Opening words [Next] [back to top]

We are here
on land that has supported human beings,
animals, trees, fruit and food of all kinds
for thousands of years
to worship, to give thanks that we live at all,
to celebrate all that nourishes us
and to remember we are just one small part
of a vast and astonishing universe.

(together) And may our reason and our passion keep us true to ourselves, true to each other,
and true to those shared visions of what we can together become….

Sequence [Next] [back to top]

Clogged airports and freeways and long lines,
the season's first flurries of snow,
grocery stores thronged, beet greens
slapping over the edge of the stuffed cart,
lists and more lists, phone calls and phone tag,
extra chairs up from the basement,
tearing open the packages containing Guest-At-Your-Table boxes down at the church,
worries about Aunt Ophelia and how she'll behave this year,
fretting about what to say to cousin Jerry about his obnoxious jokes,
bittersweet memories of grandma sitting at the table, her eyes staring into your soul.

It must be Thanksgiving time.
But not yet, not yet.

First, this time. This time right now.
Silent time. No lines, no shoving, no jokes,
no phone calls, no planning.
Just silence.

Silence that was there before the earth was first made round,
Silence that will be there past every ending.
Silence that dwells in the heart of an apple,
like the seeds do.

Silence that empties us of our surfeit.
Silence that is our surest communion with
the distant fluttering of stars.
Silence.

(Silence)

On this Sunday before Thanksgiving, we might call to mind all those people about whom we are especially thankful, teachers, authors, musicians, family, friends, heroes, sheroes.
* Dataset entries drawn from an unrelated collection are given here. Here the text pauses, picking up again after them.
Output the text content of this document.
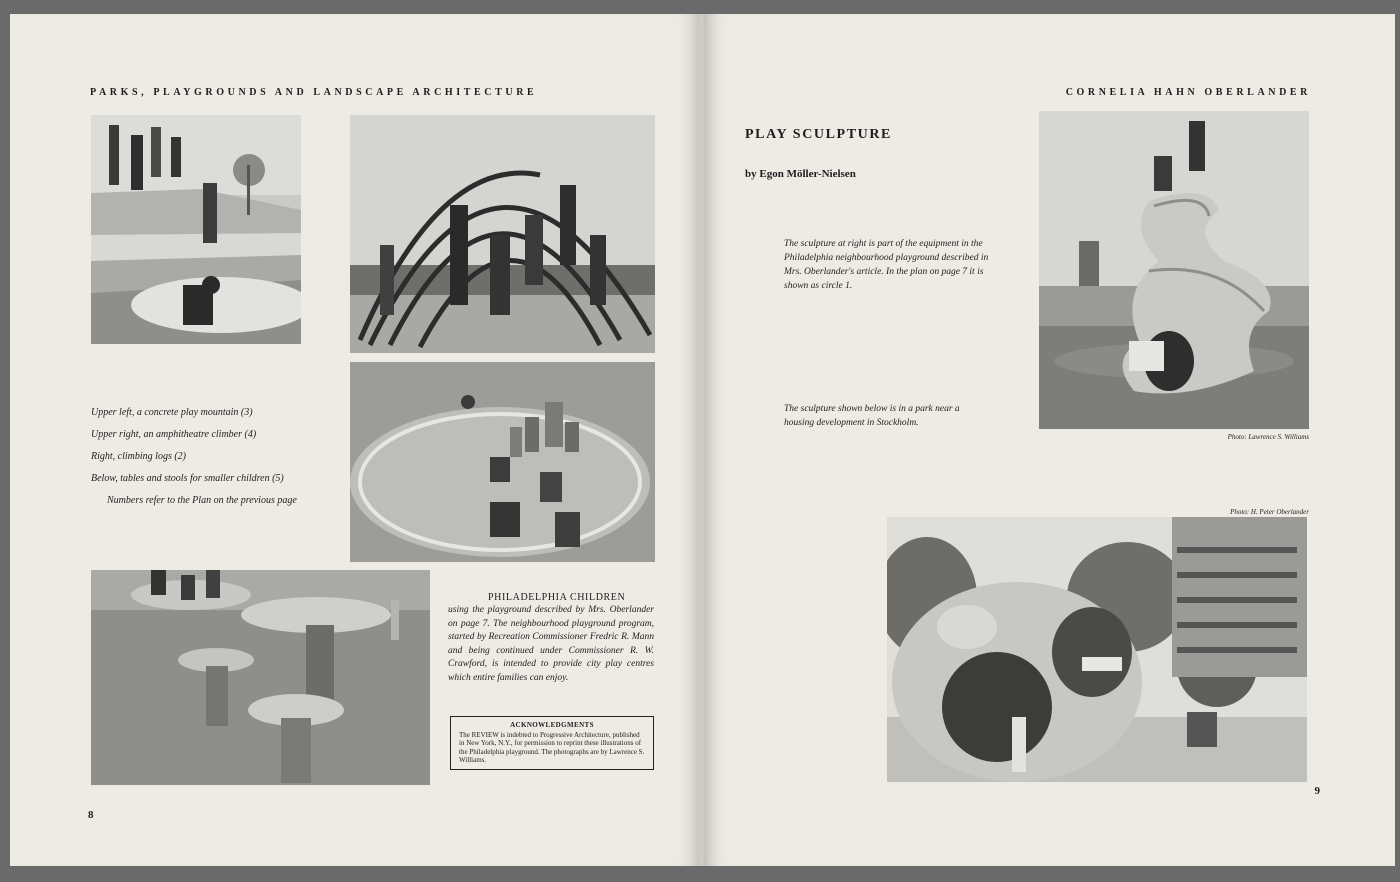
PARKS, PLAYGROUNDS AND LANDSCAPE ARCHITECTURE
Upper left, a concrete play mountain (3)
Upper right, an amphitheatre climber (4)
Right, climbing logs (2)
Below, tables and stools for smaller children (5)
Numbers refer to the Plan on the previous page
PHILADELPHIA CHILDREN
using the playground described by Mrs. Oberlander on page 7. The neighbourhood playground program, started by Recreation Commissioner Fredric R. Mann and being continued under Commissioner R. W. Crawford, is intended to provide city play centres which entire families can enjoy.
ACKNOWLEDGMENTS
The REVIEW is indebted to Progressive Architecture, published in New York, N.Y., for permission to reprint these illustrations of the Philadelphia playground. The photographs are by Lawrence S. Williams.
8
CORNELIA HAHN OBERLANDER
PLAY SCULPTURE
by Egon Möller-Nielsen
The sculpture at right is part of the equipment in the Philadelphia neighbourhood playground described in Mrs. Oberlander's article. In the plan on page 7 it is shown as circle 1.
The sculpture shown below is in a park near a housing development in Stockholm.
Photo: Lawrence S. Williams
Photo: H. Peter Oberlander
9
We name them aloud or in our heart's own sanctuary, as is our desire.

(Naming)

Now thank we all the Ineffable Source of all That Is, the Great Mystery always ultimately pictured or named in vain, as our living tradition has affirmed a thousand ways. But, in music itself, with its harmonies, its soaring highs and profound lows, we come closer to apprehension of the Ineffable than with any mortal word. (Anthem)

First Reading [Next] [back to top] Two weeks ago I attended my annual Ohio River Study Group for Unitarian Universalist Ministers, where the topic we chose for our papers this year was "Food." This reading comes from the Response Paper of the Rev. Emily Gage, our minister in Joliet Illinois.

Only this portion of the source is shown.